Mythological allusions continue in the following gallery, which houses three massive, ink-hued paintings—Raidne (2017), Thelxiepeia, and Leucosia (2016)—whose compositions are made up of hundreds of collaged permanent-wave end papers. The material’s use lies solely within hairstyling, an occupation familiar to Bradford, who worked as a stylist in his mother’s salon before and after his CalArts education. His return to this form is a recuperation of personal language, retooled here to conflate what once was with the uncertainty of what’s to come.
Installed in this same room is Medusa (2016), a heaping mass of tangled paper, paint, caulk, and rope that frustrates the serenity brought about by the neighboring canvases. According to Bradford, Medusa is an allusion to the objectification of the black female body—she’s not a monster by nature, but made one at the behest of male desire and oppression. 1
The site-specific installation, Oracle (2017), is situated in the pavilion’s central rotunda, functioning as the exhibition’s literal and figurative pivot. Materially congruous to Medusa’s serpentine cords, Oracle makes a nest out of the Jeffersonian architecture’s inherent slave-owning associations, writhing up its authoritarian columns, swirling around its dome, and occupying it almost beyond recognition. Any divination from this oracle is an upending of our nation’s history.
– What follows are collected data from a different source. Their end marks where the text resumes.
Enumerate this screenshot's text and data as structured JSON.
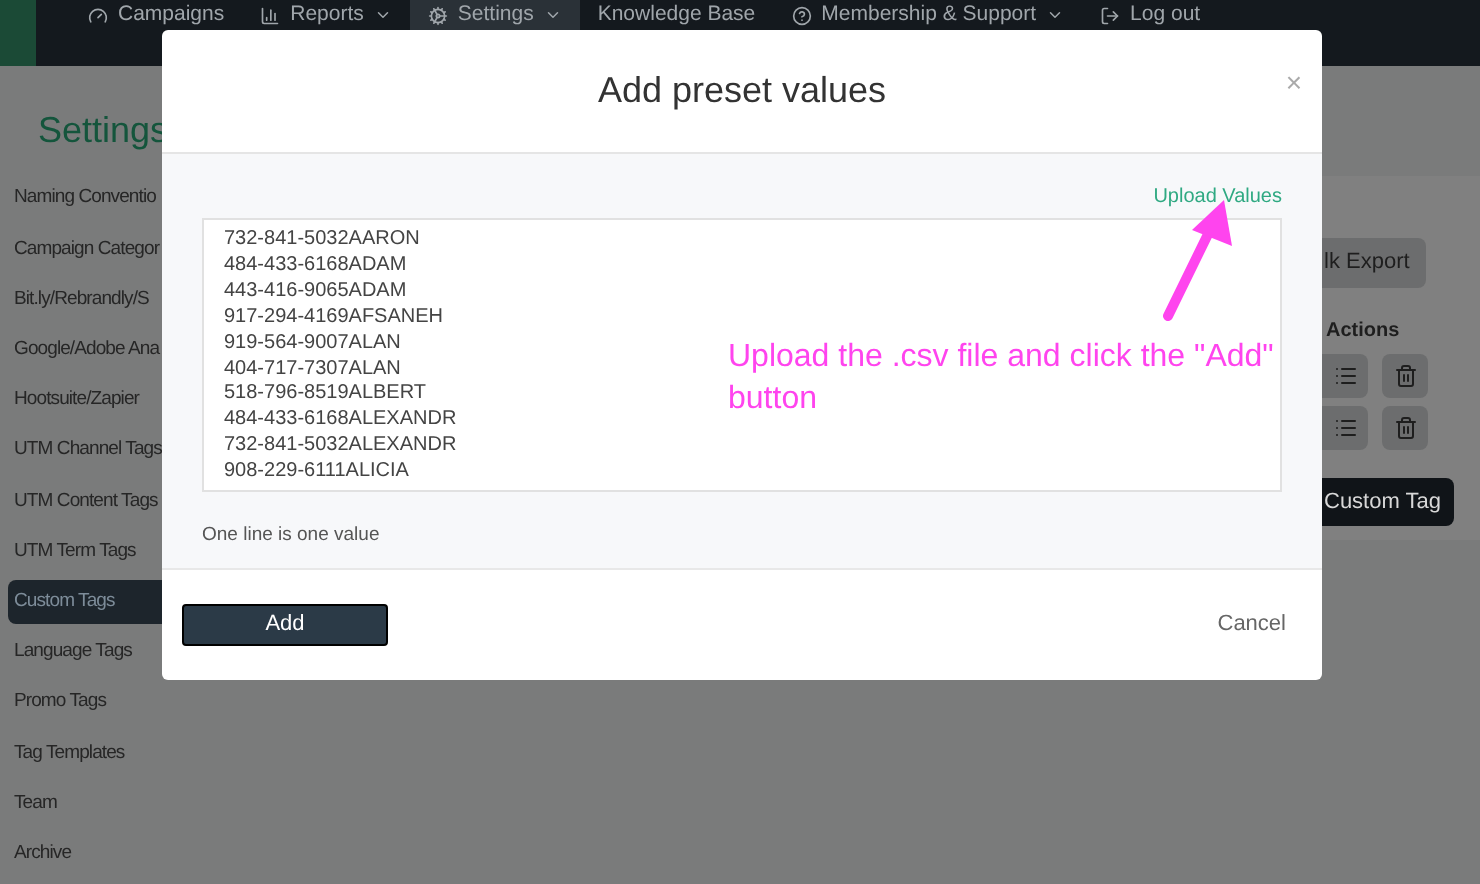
{
  "nav": {
    "items": [
      {
        "label": "Campaigns",
        "dropdown": false,
        "selected": false
      },
      {
        "label": "Reports",
        "dropdown": true,
        "selected": false
      },
      {
        "label": "Settings",
        "dropdown": true,
        "selected": true
      },
      {
        "label": "Knowledge Base",
        "dropdown": false,
        "selected": false
      },
      {
        "label": "Membership & Support",
        "dropdown": true,
        "selected": false
      },
      {
        "label": "Log out",
        "dropdown": false,
        "selected": false
      }
    ]
  },
  "page": {
    "title": "Settings"
  },
  "sidebar": {
    "items": [
      {
        "label": "Naming Conventio",
        "selected": false
      },
      {
        "label": "Campaign Categor",
        "selected": false
      },
      {
        "label": "Bit.ly/Rebrandly/S",
        "selected": false
      },
      {
        "label": "Google/Adobe Ana",
        "selected": false
      },
      {
        "label": "Hootsuite/Zapier",
        "selected": false
      },
      {
        "label": "UTM Channel Tags",
        "selected": false
      },
      {
        "label": "UTM Content Tags",
        "selected": false
      },
      {
        "label": "UTM Term Tags",
        "selected": false
      },
      {
        "label": "Custom Tags",
        "selected": true
      },
      {
        "label": "Language Tags",
        "selected": false
      },
      {
        "label": "Promo Tags",
        "selected": false
      },
      {
        "label": "Tag Templates",
        "selected": false
      },
      {
        "label": "Team",
        "selected": false
      },
      {
        "label": "Archive",
        "selected": false
      }
    ]
  },
  "panel": {
    "export_button": "lk Export",
    "actions_header": "Actions",
    "add_button": "Custom Tag"
  },
  "modal": {
    "title": "Add preset values",
    "close": "×",
    "upload_link": "Upload Values",
    "values": [
      "732-841-5032AARON",
      "484-433-6168ADAM",
      "443-416-9065ADAM",
      "917-294-4169AFSANEH",
      "919-564-9007ALAN",
      "404-717-7307ALAN",
      "518-796-8519ALBERT",
      "484-433-6168ALEXANDR",
      "732-841-5032ALEXANDR",
      "908-229-6111ALICIA"
    ],
    "hint": "One line is one value",
    "primary_button": "Add",
    "cancel": "Cancel"
  },
  "annotation": {
    "text": "Upload the .csv file and click the \"Add\" button"
  }
}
Dominating the fourth room are three monumental paintings, each a product of the densely layered and sanded-down technique for which Bradford is best known. Their exhumed crimson layers imbue a sense of dread or witness to malevolence—loaded associations of physical violence pervade Go Tell it on the Mountain (2016) in particular. The eponymous Tomorrow is Another Day (2016) centers on a black orb set against a dusty background, accompanied by smaller spheres and incised striations that elicit both molecular and stellar associations.
The exhibition’s final room hosts a single video, Niagara (2005), a slow-motion, static shot of a young black man in bright yellow shorts and a white tank top making his way down an unpopulated, littered Los Angeles street. His walk is flamboyant, and determined, situated between a hurried strut and a rebellious sashay. We never know who he is or where he’s going.
Beginning with mythologized personal narrative, moving towards adversity and courage, culminating with defiance and self-possession, Tomorrow is Another Day is a journey of determination that progresses while gazing in the rearview mirror. This doubled action functions as a mask, something that conceals as well as reveals, for “a mask is not primarily what it represents but what it transforms.” 2 Thus the power of Tomorrow is Another Day is cumulative; its layers shed themselves to reveal not only the artist’s uniquely American history, but how it can be applied to that of others from the periphery still finding a voice.
The exhibition title’s iconic words are also the last four that are uttered in the film Gone with the Wind (1939), a tale with not insignificant parallels to our day: a story of America at a crossroads; an era in which the country was unsure of its future, a time that witnessed the population at war with itself. Exploiting the ambivalent nature of the quote, Bradford mobilizes his Venetian Monticello to recondition his past, and in doing so, brings to task the duplicitous pretense of democratic inclusion. It’s no wonder then that he turned to Greece—birthplace of mythology and democracy alike—through which to filter what is inescapably American.